El conjunto azul estaba realizando una temporada impresionante, tras conseguir el ascenso a la Liga Adelante después de pasar un largo peregrinaje de 12 años por los inframundos del fútbol español. Todo era maravilloso, por fin, en la capital del Principado hasta que dos derrotas consecutivas y una bronca de Sergio Egea con varios jugadores en el primer entrenamiento de la semana pasada acabaron con el mayor periodo de calma en la entidad azul de la última década. El argentino, que no contaba con el apoyo de sus jugadores desde hacia tiempo, estalló con una reacción impropia de su carácter, que dejó a las claras que algo no estaba funcionando bien en el vestuario y que los resultados habían servido para taparlo. A partir de ese momento todo se precipitó, Egea dimitió y la paz social en el entorno azul se rompió con consecuencias imprevisibles para lo que resta de temporada, a pesar de que el Oviedo mantiene sus opciones de ascenso intactas.

«Entrenen, compitan y cállense la boca». Son las palabras breves y directas que escenificaron un cambio de ciclo en el conjunto azul que llegó antes de tiempo. Se las dirigía un dolido Sergio Egea a sus jugadores poco antes de dimitir, asfixiado por sus desavenencias con un vestuario que no compartía su metodología, aunque parezca difícil de creer a tenor de sus resultados.

Es muy extraño que un entrenador dimita, pero más lo es que lo haga cuando ha conseguido un ascenso y tiene a su equipo en condiciones de optar a otro. Sergio Egea demostró con su decisión ser un técnico diferente a lo habitual, quizás en la línea de lo que habían marcado sus 20 meses a cargo del banquillo azul. Su adiós manchaba una temporada que estaba siendo casi perfecta, sembrando las dudas sobre lo que pasaría a partir de ese momento.

Antes de la decisión de Sergio Egea, el Real Oviedo estaba apenas a dos puntos de los puestos de ascenso directo y en tercera posición. Con una plantilla en la que continúan gran parte de los jugadores que el pasado mes de mayo lograban el ansiado ascenso en el Ramón de Carranza. Un bloque que se reforzó con jugadores de experiencia en la categoría, si bien la mayoría no han terminado de alcanzar, hasta el momento, el rendimiento esperado. Lo que ha hecho recaer el peso del equipo sobre jugadores que ya estaban en Segunda B como Esteban, David Fernández, Susaeta o Borja Valle, además de los canteranos Diegui y Cristian Rivera, que han contando con bastantes minutos, especialmente el primero, titular habitual.
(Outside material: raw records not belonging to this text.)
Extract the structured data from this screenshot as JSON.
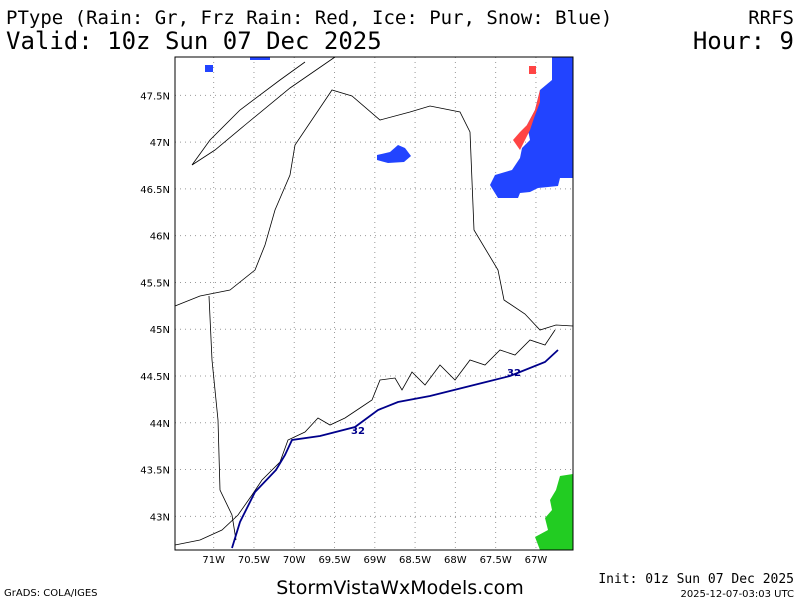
{
  "header": {
    "title": "PType (Rain: Gr, Frz Rain: Red, Ice: Pur, Snow: Blue)",
    "model": "RRFS",
    "valid": "Valid: 10z Sun 07 Dec 2025",
    "hour": "Hour: 9"
  },
  "map": {
    "xlim": [
      -71.48,
      -66.54
    ],
    "ylim": [
      42.64,
      47.91
    ],
    "xticks": [
      {
        "value": -71,
        "label": "71W"
      },
      {
        "value": -70.5,
        "label": "70.5W"
      },
      {
        "value": -70,
        "label": "70W"
      },
      {
        "value": -69.5,
        "label": "69.5W"
      },
      {
        "value": -69,
        "label": "69W"
      },
      {
        "value": -68.5,
        "label": "68.5W"
      },
      {
        "value": -68,
        "label": "68W"
      },
      {
        "value": -67.5,
        "label": "67.5W"
      },
      {
        "value": -67,
        "label": "67W"
      }
    ],
    "yticks": [
      {
        "value": 47.5,
        "label": "47.5N"
      },
      {
        "value": 47,
        "label": "47N"
      },
      {
        "value": 46.5,
        "label": "46.5N"
      },
      {
        "value": 46,
        "label": "46N"
      },
      {
        "value": 45.5,
        "label": "45.5N"
      },
      {
        "value": 45,
        "label": "45N"
      },
      {
        "value": 44.5,
        "label": "44.5N"
      },
      {
        "value": 44,
        "label": "44N"
      },
      {
        "value": 43.5,
        "label": "43.5N"
      },
      {
        "value": 43,
        "label": "43N"
      }
    ],
    "contour_labels": [
      32,
      32
    ]
  },
  "footer": {
    "credit": "GrADS: COLA/IGES",
    "site": "StormVistaWxModels.com",
    "init": "Init: 01z Sun 07 Dec 2025",
    "timestamp": "2025-12-07-03:03 UTC"
  }
}
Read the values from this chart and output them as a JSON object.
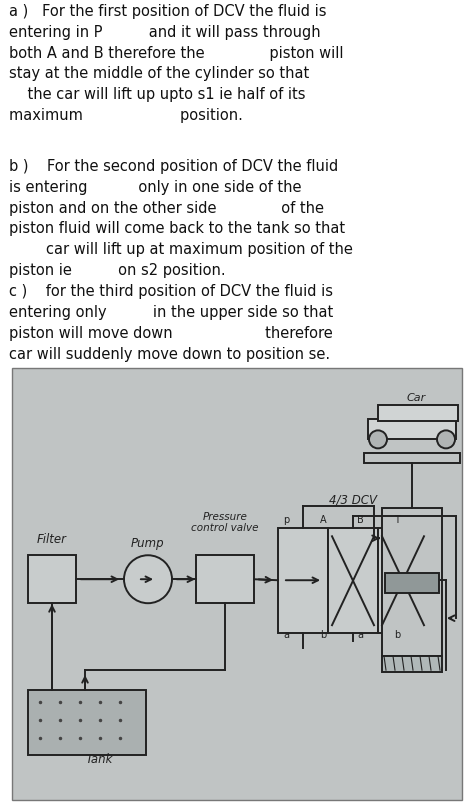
{
  "bg_color": "#ffffff",
  "diagram_bg": "#b8bcbc",
  "line_color": "#222222",
  "text_color": "#111111",
  "para_a": "a )   For the first position of DCV the fluid is\nentering in P          and it will pass through\nboth A and B therefore the              piston will\nstay at the middle of the cylinder so that\n    the car will lift up upto s1 ie half of its\nmaximum                     position.",
  "para_b": "b )    For the second position of DCV the fluid\nis entering           only in one side of the\npiston and on the other side              of the\npiston fluid will come back to the tank so that\n        car will lift up at maximum position of the\npiston ie          on s2 position.",
  "para_c": "c )    for the third position of DCV the fluid is\nentering only          in the upper side so that\npiston will move down                    therefore\ncar will suddenly move down to position se.",
  "font_size": 10.5
}
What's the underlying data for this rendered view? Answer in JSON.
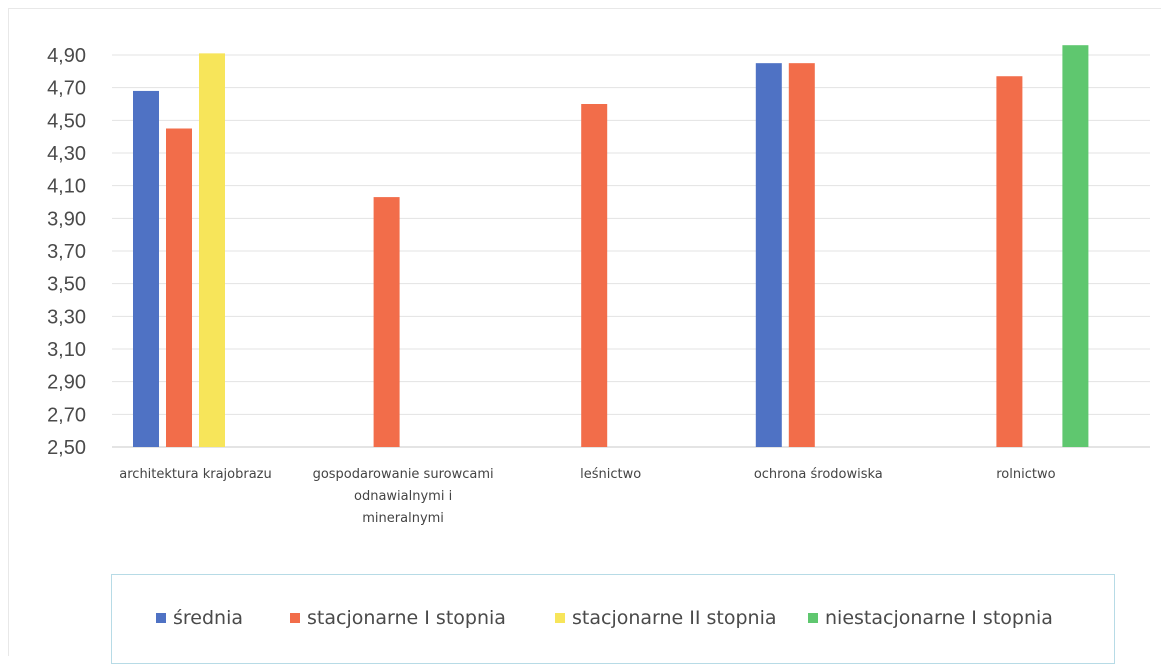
{
  "chart_data": {
    "type": "bar",
    "categories": [
      [
        "architektura krajobrazu"
      ],
      [
        "gospodarowanie surowcami",
        "odnawialnymi i",
        "mineralnymi"
      ],
      [
        "leśnictwo"
      ],
      [
        "ochrona środowiska"
      ],
      [
        "rolnictwo"
      ]
    ],
    "series": [
      {
        "name": "średnia",
        "color": "#4f72c4",
        "values": [
          4.68,
          null,
          null,
          4.85,
          null
        ]
      },
      {
        "name": "stacjonarne I stopnia",
        "color": "#f26d4a",
        "values": [
          4.45,
          4.03,
          4.6,
          4.85,
          4.77
        ]
      },
      {
        "name": "stacjonarne II stopnia",
        "color": "#f7e55a",
        "values": [
          4.91,
          null,
          null,
          null,
          null
        ]
      },
      {
        "name": "niestacjonarne I stopnia",
        "color": "#5fc76f",
        "values": [
          null,
          null,
          null,
          null,
          4.96
        ]
      }
    ],
    "ylim": [
      2.5,
      4.9
    ],
    "yticks": [
      "2,50",
      "2,70",
      "2,90",
      "3,10",
      "3,30",
      "3,50",
      "3,70",
      "3,90",
      "4,10",
      "4,30",
      "4,50",
      "4,70",
      "4,90"
    ],
    "grid": true,
    "legend_position": "bottom"
  }
}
De los fichajes realizados el pasado verano por el conjunto azul, solamente Toché ha alcanzado el rendimiento esperado. El ariete, con sus 12 goles anotados, es el pichichi del equipo y uno de los máximos goleadores de la categoría. Otros jugadores han desarrollado un papel aceptable, como es el caso de Peña o Aguirre, este último saliendo, casi siempre, desde el banquillo. Mientras que otros fichajes de relumbrón, como Koné, Hervías o Héctor Verdés han desarrollado, con mayor o menor participación, una temporada demasiado irregular, mala en el caso del lateral José Fernández, que desde principio de temporada dejó de contar para Sergio Egea. La lesión en pleno mercado invernal de Borja Gómez, titular indiscutible hasta enero, obligó al club a incorporar a otro central, Josete, que aún no ha debutado. Mientras que la otra incorporación invernal, Michel, ha ido de más a menos después de su llegada. Recientemente ha debutado Rubén Miño bajo los palos, sustituyendo a Esteban por lesión de este. El cancerbero catalán ha dejado buena imagen pese al momento de la temporada en la que le ha tocado debutar.

La salida de Egea ha obligado provisionalmente al hasta diciembre jugador del Real Oviedo, David Generelo, a asumir las riendas del equipo. Una lesión de rodilla obligó al mediocentro a dar el paso del césped a los banquillos. Su debut no ha sido bueno, con la derrota del pasado fin de semana ante el Alcorcón en la que el equipo ofreció una mala imagen después de una semana convulsa. El sábado ante la Ponferradina tendrá una segunda oportunidad, que podría ser la última como entrenador carbayón. Y es que el Real Oviedo sigue buscando un nuevo técnico, que se está haciendo de rogar. Suya será la responsabilidad de reconducir el camino de un equipo que, hasta la semana pasada, apuntaba directamente a la Primera División. Restan 12 jornadas para retomar el camino tras el paso de la tempestad.